Abstract

People are often ignorant about the legal rules that govern the most common transactions in their lives. This Article analyzes one common regulatory response to our widespread legal ignorance. A surprisingly broad range of legal rules have the ostensible purpose of inducing sophisticated parties to draft express contract language that will inform their contractual partners about the legal rules governing a particular transaction. However, this “legal-information-forcing” objective often remains unrealized because people routinely sign contracts without reading and understanding their terms. In theory, courts could design information-forcing rules that would be truly informative. But recognizing the potential futility of attempts to inform many contracting parties about complex legal rules, this Article also develops and critiques several alternative justifications for “clause-forcing” rules that encourage sophisticated parties to draft express contract terms. Such terms could facilitate the activities of avid comparison shoppers, reviewers, and consumer advocates. Comprehensive written terms also may promote ex post legal clarity and thereby reduce the costs of resolving disputes.
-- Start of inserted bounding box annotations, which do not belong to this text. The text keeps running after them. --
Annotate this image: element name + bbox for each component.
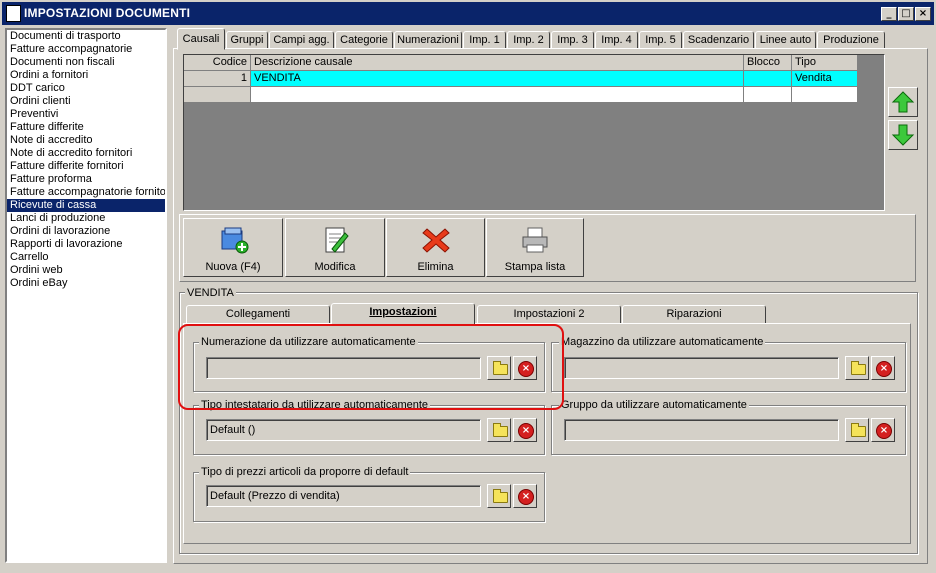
sidebar-item[interactable]: Documenti non fiscali	[7, 56, 165, 69]
minimize-button[interactable]: _	[881, 7, 897, 21]
new-row-descrizione[interactable]	[251, 87, 744, 103]
sidebar-item[interactable]: Fatture differite	[7, 121, 165, 134]
intestatario-clear-button[interactable]: ×	[513, 418, 537, 442]
magazzino-field[interactable]	[564, 357, 839, 379]
gruppo-field[interactable]	[564, 419, 839, 441]
tab-linee-auto[interactable]: Linee auto	[755, 31, 816, 49]
detail-group-title: VENDITA	[185, 287, 236, 299]
folder-icon	[493, 489, 508, 503]
clear-icon: ×	[876, 423, 892, 439]
gruppo-clear-button[interactable]: ×	[871, 418, 895, 442]
column-header-blocco[interactable]: Blocco	[744, 55, 792, 71]
tab-numerazioni[interactable]: Numerazioni	[394, 31, 462, 49]
tab-imp-5[interactable]: Imp. 5	[639, 31, 682, 49]
arrow-up-icon	[891, 91, 915, 113]
highlight-annotation	[178, 324, 564, 410]
print-list-button-label: Stampa lista	[504, 261, 566, 273]
app-icon	[6, 5, 21, 22]
row-tipo[interactable]: Vendita	[792, 71, 858, 87]
sidebar-item[interactable]: Ordini clienti	[7, 95, 165, 108]
maximize-button[interactable]: □	[898, 7, 914, 21]
close-button[interactable]: ×	[915, 7, 931, 21]
move-down-button[interactable]	[888, 120, 918, 150]
sidebar-item[interactable]: Fatture differite fornitori	[7, 160, 165, 173]
tab-imp-1[interactable]: Imp. 1	[463, 31, 506, 49]
tab-imp-4[interactable]: Imp. 4	[595, 31, 638, 49]
print-list-button[interactable]: Stampa lista	[486, 218, 584, 277]
edit-button-label: Modifica	[314, 261, 356, 273]
delete-button-label: Elimina	[417, 261, 454, 273]
prezzi-label: Tipo di prezzi articoli da proporre di d…	[199, 466, 411, 478]
intestatario-browse-button[interactable]	[487, 418, 511, 442]
tab-causali[interactable]: Causali	[177, 28, 225, 50]
magazzino-browse-button[interactable]	[845, 356, 869, 380]
row-descrizione[interactable]: VENDITA	[251, 71, 744, 87]
sidebar-item[interactable]: Rapporti di lavorazione	[7, 238, 165, 251]
sidebar-item[interactable]: Ordini web	[7, 264, 165, 277]
sidebar-item[interactable]: Ordini eBay	[7, 277, 165, 290]
clear-icon: ×	[518, 489, 534, 505]
magazzino-clear-button[interactable]: ×	[871, 356, 895, 380]
sidebar-item[interactable]: Fatture accompagnatorie fornitori	[7, 186, 165, 199]
new-row-codice[interactable]	[184, 87, 251, 103]
gruppo-browse-button[interactable]	[845, 418, 869, 442]
folder-icon	[851, 423, 866, 437]
edit-button[interactable]: Modifica	[285, 218, 385, 277]
window-title: IMPOSTAZIONI DOCUMENTI	[24, 6, 191, 20]
sidebar-item[interactable]: Note di accredito	[7, 134, 165, 147]
tab-campi-agg[interactable]: Campi agg.	[269, 31, 334, 49]
printer-icon	[522, 227, 548, 253]
gruppo-label: Gruppo da utilizzare automaticamente	[559, 399, 749, 411]
title-bar: IMPOSTAZIONI DOCUMENTI _ □ ×	[0, 0, 936, 25]
subtab-impostazioni[interactable]: Impostazioni	[331, 303, 475, 325]
sidebar-item[interactable]: Fatture proforma	[7, 173, 165, 186]
clear-icon: ×	[876, 361, 892, 377]
tab-gruppi[interactable]: Gruppi	[226, 31, 268, 49]
new-row-tipo[interactable]	[792, 87, 858, 103]
column-header-codice[interactable]: Codice	[184, 55, 251, 71]
subtab-collegamenti[interactable]: Collegamenti	[186, 305, 330, 324]
sidebar-item[interactable]: DDT carico	[7, 82, 165, 95]
prezzi-clear-button[interactable]: ×	[513, 484, 537, 508]
edit-document-icon	[325, 227, 349, 253]
intestatario-field[interactable]: Default ()	[206, 419, 481, 441]
causali-grid[interactable]: Codice Descrizione causale Blocco Tipo 1…	[183, 54, 885, 211]
subtab-impostazioni-2[interactable]: Impostazioni 2	[477, 305, 621, 324]
magazzino-label: Magazzino da utilizzare automaticamente	[559, 336, 766, 348]
folder-icon	[493, 423, 508, 437]
sidebar-item[interactable]: Note di accredito fornitori	[7, 147, 165, 160]
sidebar-item[interactable]: Ordini di lavorazione	[7, 225, 165, 238]
new-button-label: Nuova (F4)	[205, 261, 261, 273]
sidebar-item[interactable]: Documenti di trasporto	[7, 30, 165, 43]
tab-imp-2[interactable]: Imp. 2	[507, 31, 550, 49]
new-row-blocco[interactable]	[744, 87, 792, 103]
sidebar-item[interactable]: Ordini a fornitori	[7, 69, 165, 82]
sidebar-item[interactable]: Preventivi	[7, 108, 165, 121]
arrow-down-icon	[891, 124, 915, 146]
move-up-button[interactable]	[888, 87, 918, 117]
tab-categorie[interactable]: Categorie	[335, 31, 393, 49]
new-button[interactable]: Nuova (F4)	[183, 218, 283, 277]
row-blocco[interactable]	[744, 71, 792, 87]
column-header-descrizione[interactable]: Descrizione causale	[251, 55, 744, 71]
tab-produzione[interactable]: Produzione	[817, 31, 885, 49]
prezzi-field[interactable]: Default (Prezzo di vendita)	[206, 485, 481, 507]
tab-scadenzario[interactable]: Scadenzario	[683, 31, 754, 49]
new-document-icon	[221, 227, 249, 254]
document-type-list[interactable]: Documenti di trasporto Fatture accompagna…	[5, 28, 167, 563]
clear-icon: ×	[518, 423, 534, 439]
folder-icon	[851, 361, 866, 375]
delete-icon	[421, 228, 450, 253]
sidebar-item[interactable]: Fatture accompagnatorie	[7, 43, 165, 56]
sidebar-item[interactable]: Ricevute di cassa	[7, 199, 165, 212]
subtab-riparazioni[interactable]: Riparazioni	[622, 305, 766, 324]
tab-imp-3[interactable]: Imp. 3	[551, 31, 594, 49]
delete-button[interactable]: Elimina	[386, 218, 485, 277]
sidebar-item[interactable]: Carrello	[7, 251, 165, 264]
row-codice[interactable]: 1	[184, 71, 251, 87]
prezzi-browse-button[interactable]	[487, 484, 511, 508]
column-header-tipo[interactable]: Tipo	[792, 55, 858, 71]
sidebar-item[interactable]: Lanci di produzione	[7, 212, 165, 225]
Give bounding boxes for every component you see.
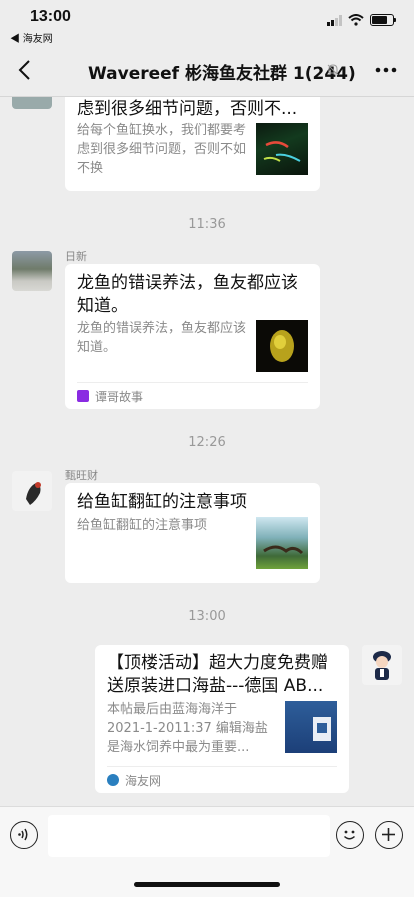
- nav-bar: Wavereef 彬海鱼友社群 1(244): [0, 44, 414, 97]
- plus-icon: [382, 828, 395, 841]
- sender-name: 日新: [65, 250, 87, 263]
- link-card-thumbnail: [256, 517, 308, 569]
- link-card-source: 海友网: [107, 766, 337, 793]
- link-card-title: 龙鱼的错误养法，鱼友都应该知道。: [77, 273, 298, 316]
- battery-icon: [370, 14, 396, 26]
- link-card-description: 给鱼缸翻缸的注意事项: [77, 518, 208, 533]
- link-card-source: 谭哥故事: [77, 382, 308, 409]
- more-functions-button[interactable]: [375, 821, 403, 849]
- chat-title: Wavereef 彬海鱼友社群 1(244): [88, 64, 356, 84]
- link-card[interactable]: 给每个鱼缸换水，我们都要考虑到很多细节问题，否则不... 给每个鱼缸换水，我们都…: [65, 97, 320, 191]
- voice-icon: [18, 828, 28, 841]
- timestamp: 13:00: [188, 609, 226, 624]
- timestamp: 12:26: [188, 435, 226, 450]
- link-card-thumbnail: [256, 123, 308, 175]
- avatar[interactable]: [12, 471, 52, 511]
- self-avatar[interactable]: [362, 645, 402, 685]
- mute-bell-icon: [327, 64, 339, 76]
- back-to-app-link[interactable]: ◀ 海友网: [10, 30, 53, 45]
- source-logo-icon: [77, 390, 89, 402]
- avatar[interactable]: [12, 97, 52, 109]
- fish-image-icon: [270, 330, 294, 362]
- link-card-description: 本帖最后由蓝海海洋于 2021-1-2011:37 编辑海盐是海水饲养中最为重要…: [107, 702, 268, 755]
- fish-image-icon: [263, 141, 301, 162]
- link-card-thumbnail: [285, 701, 337, 753]
- sender-name: 甄旺财: [65, 469, 98, 482]
- avatar-image-icon: [373, 651, 391, 680]
- avatar-image-icon: [26, 482, 41, 505]
- link-card[interactable]: 给鱼缸翻缸的注意事项 给鱼缸翻缸的注意事项: [65, 483, 320, 583]
- link-card-description: 龙鱼的错误养法，鱼友都应该知道。: [77, 321, 247, 355]
- cellular-signal-icon: [327, 14, 342, 26]
- chat-messages[interactable]: 给每个鱼缸换水，我们都要考虑到很多细节问题，否则不... 给每个鱼缸换水，我们都…: [0, 97, 414, 806]
- source-name: 谭哥故事: [95, 389, 144, 404]
- back-arrow-icon[interactable]: [12, 56, 40, 84]
- link-card-title: 给每个鱼缸换水，我们都要考虑到很多细节问题，否则不...: [77, 99, 298, 119]
- battery-level: [372, 16, 387, 24]
- link-card-thumbnail: [256, 320, 308, 372]
- timestamp: 11:36: [188, 217, 226, 232]
- voice-input-button[interactable]: [10, 821, 38, 849]
- link-card[interactable]: 【顶楼活动】超大力度免费赠送原装进口海盐---德国 AB... 本帖最后由蓝海海…: [95, 645, 349, 793]
- link-card-title: 【顶楼活动】超大力度免费赠送原装进口海盐---德国 AB...: [107, 653, 328, 696]
- wifi-icon: [348, 14, 364, 26]
- source-name: 海友网: [125, 773, 162, 788]
- message-input[interactable]: [48, 815, 330, 857]
- aquarium-image-icon: [263, 545, 304, 555]
- status-time: 13:00: [30, 8, 71, 25]
- emoji-button[interactable]: [336, 821, 364, 849]
- product-image-icon: [313, 717, 331, 741]
- home-indicator: [134, 882, 280, 887]
- status-bar: 13:00 ◀ 海友网: [0, 0, 414, 45]
- source-logo-icon: [107, 774, 119, 786]
- avatar[interactable]: [12, 251, 52, 291]
- link-card-title: 给鱼缸翻缸的注意事项: [77, 492, 247, 512]
- emoji-icon: [343, 830, 356, 840]
- more-options-icon[interactable]: [372, 58, 400, 82]
- status-icons: [327, 14, 396, 26]
- link-card[interactable]: 龙鱼的错误养法，鱼友都应该知道。 龙鱼的错误养法，鱼友都应该知道。 谭哥故事: [65, 264, 320, 409]
- link-card-description: 给每个鱼缸换水，我们都要考虑到很多细节问题，否则不如不换: [77, 123, 247, 176]
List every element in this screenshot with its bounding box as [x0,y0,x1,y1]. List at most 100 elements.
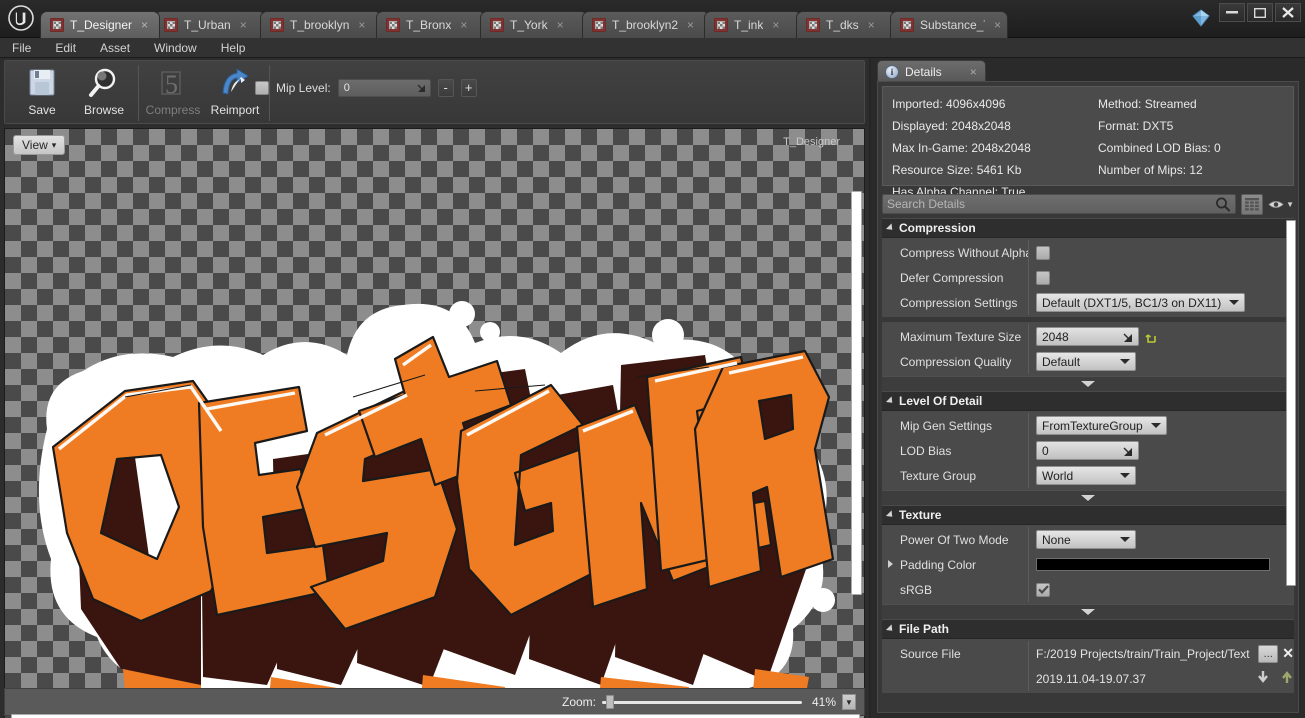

Finally, exculpatory clauses allow parties to contract out of the comparatively expensive legal system of dispute resolution in favor of a regime governed by informal social norms. On this account, clause-forcing rules encourage sophisticated drafting parties to signal their preference for a norm-governed relationship, and lawmakers then demarcate the boundary between law and norms by deciding whether to enforce exculpatory clauses. The normative desirability of these clause-forcing rules is unclear, but my exploration of these alternative justifications shows the conceptual poverty of accounts that presume express contract terms inform the majority of unsophisticated parties.